Власть крестом пометила село.

 

А ломать – оно всегда не строить –

Раскатали избы по бревну,

И косяк телег осипшим строем

Потянул в чужую сторону.

 

Заросли смородиной дороги,

Съели травы клуб и сельсовет,

Лишь одни бездомные тревоги

На тропинках оставляют след.

 

Лишь залётный дрозд

Незваным гостем

В тишине бурчит – себе не мил,

Да вонзают сосны на погосте

Когти-корни в немоту могил.

 

Бедный дом…

Бодрится он для вида,

Сторожа опальный Китеж мой.

Но ночами горькая обида

На морщинах стен дрожит росой.

 

    Да, это мой дом… Но о каких 60 квартирах говорили во сне Сталин и Коганович?.. Я несколько раз задумывался над этой цифрой, но в 37 лет так и не получил ответа. Ответ пришёл значительно позже, когда я проехал (на машине, как с ними) по лагерям печально знаменитой «Колымы» и когда многие факты по сталинским репрессиям оказались открытыми. Так вот, оказалось, что во времена наибольшего «расцвета» Гулага в Якутии было около 60 лагерей, входящих в эту систему. А создание её началось в 1937 году. Так и сошлись вместе две цифры 37 и 60. Хорошо, что я тогда не выпросил у вождей одну из их «квартир»…

Но со Сталиным потом в колымских лагерях я виделся неоднократно.  Эти лагеря, внезапно опустевшие и закрытые после смерти вождя, оставшиеся на безлюдье и медленно разрушаемые только временем, довольно хорошо и долго сохранили гулаговскую символику.

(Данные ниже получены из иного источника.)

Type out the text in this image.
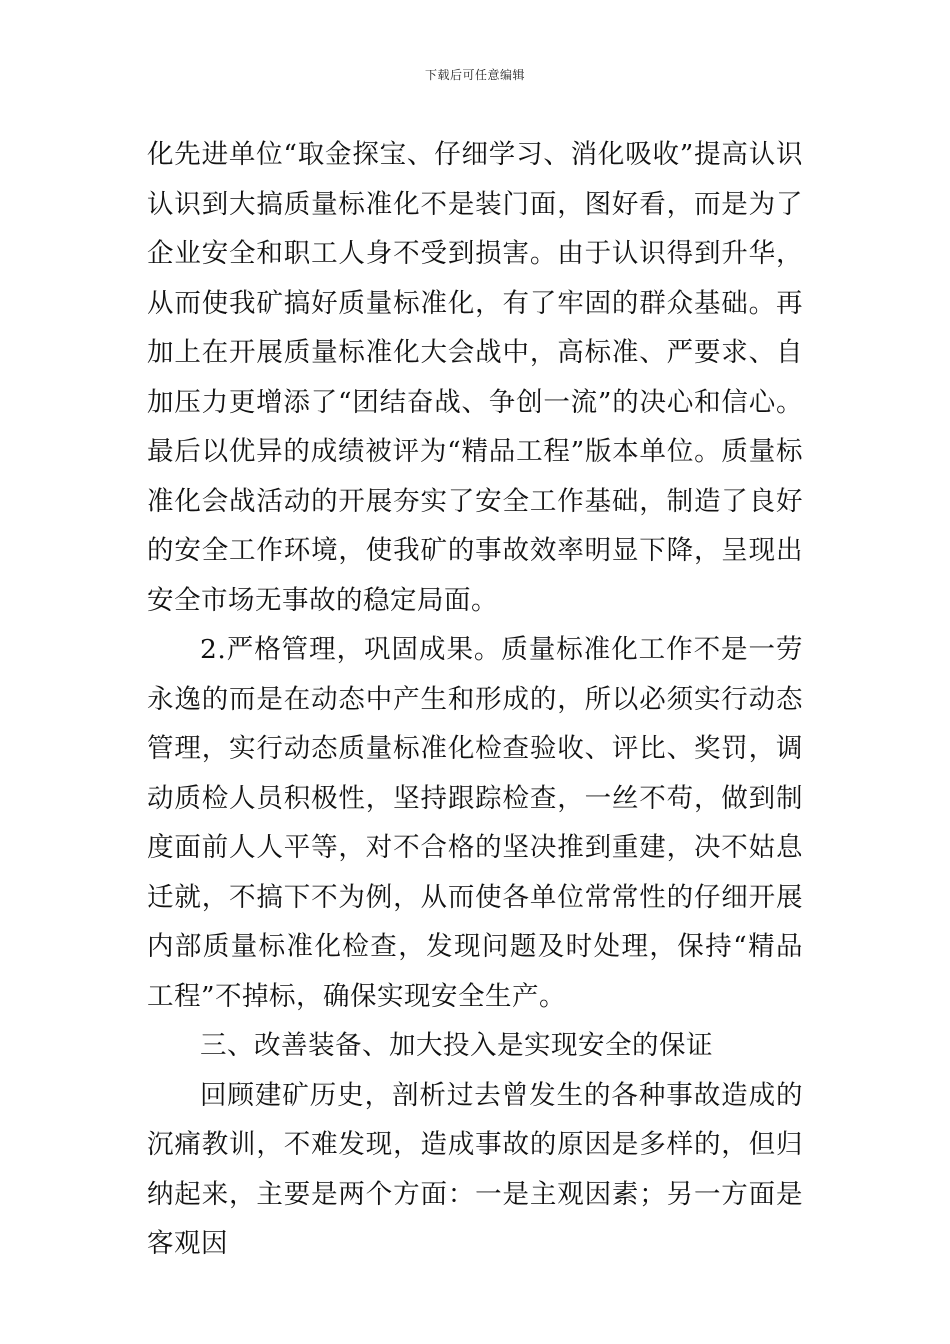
下载后可任意编辑

化先进单位“取金探宝、仔细学习、消化吸收”提高认识认识到大搞质量标准化不是装门面，图好看，而是为了企业安全和职工人身不受到损害。由于认识得到升华，从而使我矿搞好质量标准化，有了牢固的群众基础。再加上在开展质量标准化大会战中，高标准、严要求、自加压力更增添了“团结奋战、争创一流”的决心和信心。最后以优异的成绩被评为“精品工程”版本单位。质量标准化会战活动的开展夯实了安全工作基础，制造了良好的安全工作环境，使我矿的事故效率明显下降，呈现出安全市场无事故的稳定局面。

2.严格管理，巩固成果。质量标准化工作不是一劳永逸的而是在动态中产生和形成的，所以必须实行动态管理，实行动态质量标准化检查验收、评比、奖罚，调动质检人员积极性，坚持跟踪检查，一丝不苟，做到制度面前人人平等，对不合格的坚决推到重建，决不姑息迁就，不搞下不为例，从而使各单位常常性的仔细开展内部质量标准化检查，发现问题及时处理，保持“精品工程”不掉标，确保实现安全生产。

三、改善装备、加大投入是实现安全的保证

回顾建矿历史，剖析过去曾发生的各种事故造成的沉痛教训，不难发现，造成事故的原因是多样的，但归纳起来，主要是两个方面：一是主观因素；另一方面是客观因
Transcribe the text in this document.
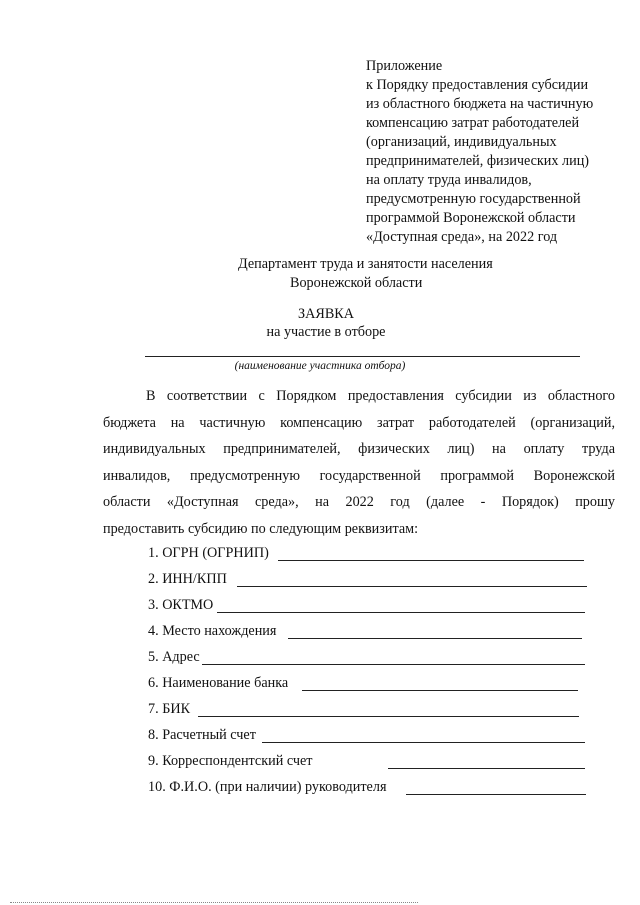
Приложение
к Порядку предоставления субсидии
из областного бюджета на частичную
компенсацию затрат работодателей
(организаций, индивидуальных
предпринимателей, физических лиц)
на оплату труда инвалидов,
предусмотренную государственной
программой Воронежской области
«Доступная среда», на 2022 год
Департамент труда и занятости населения
Воронежской области
ЗАЯВКА
на участие в отборе
(наименование участника отбора)
В соответствии с Порядком предоставления субсидии из областного
бюджета на частичную компенсацию затрат работодателей (организаций,
индивидуальных предпринимателей, физических лиц) на оплату труда
инвалидов, предусмотренную государственной программой Воронежской
области «Доступная среда», на 2022 год (далее - Порядок) прошу
предоставить субсидию по следующим реквизитам:
1. ОГРН (ОГРНИП)
2. ИНН/КПП
3. ОКТМО
4. Место нахождения
5. Адрес
6. Наименование банка
7. БИК
8. Расчетный счет
9. Корреспондентский счет
10. Ф.И.О. (при наличии) руководителя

Особенно впечатлил меня один портрет над воротами лагеря…

 

Надрывно кашляя на нарах,

Зайдясь смертельным куражом,

Портрет из лиственницы старой

Художник вырезал ножом.

 

Его повесили под дату

Над входом в лагерь – напоказ.

И шли под дулом автомата

Под ним колонны мёртвых глаз.

 

Портрет на славу получился

На фоне золота знамён:

Как острый взгляд Его лучился,

Как улыбался добро Он.

 

Взирая праведно и мудро,

Как будто всё про всех прознал,

Он провожал на смерть их утром

И вечером живых считал.

 

Они бессильно с ног валились,

Войдя в смертельный свой загон,

И все во сне Ему молились,

Поскольку был над богом Он.

 

Он приговоры слал им с неба.

Но вдруг…

                   остался не у дел!

Однажды утром, канув в небыль,

Далёкий лагерь опустел.

 

Лишь створ ворот под ним качался,

Да комариный вился дым.

И он при лагере остался

Последним самым часовым.

 

Прошли года, и как-то в вечер

Портрету всё же вышел срок:

Сорвался он и канул в вечность,

Пройдя сквозь лагерный порог.

 

И никому он был не нужен –

Истлевший, позабывший власть…

Лишь старый дождь над ним по лужам

В отместку наплясался всласть.

      

Сон третий

 

     Я закрываю глаза, и из темноты неслышно появляются баба Маня и дед Филипп. Последнего я никогда не видел живым, он умер ещё до моего дня рождения, и его лицо я помню лишь по фотографии на кладбищенском кресте. И тем не менее сразу узнаю.

     – Проходите, – говорю старикам, – откуда вы? – Хотя сам прекрасно знаю откуда – с сельского погоста.

     – Да мы, Вовочка, сидеть-то не будем, – начинает баба Маня. – Мы ненадолго, мы ить за тобой, мнучик, выбрались…

     – За тобой, – подтверждает дед.

     Я понимаю, что стариков нельзя обижать, надо с ними идти, но помню и о том, что если тебя во сне зовёт к себе покойник, то не надо соглашаться. Он зовет тебя ТУДА…

     Тем не менее я невесело собираю вещи, которые обычно беру в командировку, подхожу к двери:

     – Ну, пошли, что ли…

     – Не торопись, мнучек, присядем на дорожку. Далекая она, дорожка-та…

     Мы ненадолго опускаемся на стулья, поднимаемся, выходим. У подъезда ждет такси. В другое бы время не обратил внимания, а сейчас неприятно режет глаз – чёрная.

     Машина везет нас прямо в речной порт, к причалу, откуда уходит «ракета» на Сангар. Я обречённо прохожу по трапу, сажусь, а в голове бьется: «Нельзя с ними, нельзя!»

     «Ракета» идет вниз по Лене, мы все молчим. Я ищу ниточку, за которую можно было бы ухватиться. И, кажется, нахожу – начинаю писать письмо домой, объяснив старикам, что, мол, никто не видел, как я с вами уехал, предупредить же надо. Бабушка и дед согласно кивают головами.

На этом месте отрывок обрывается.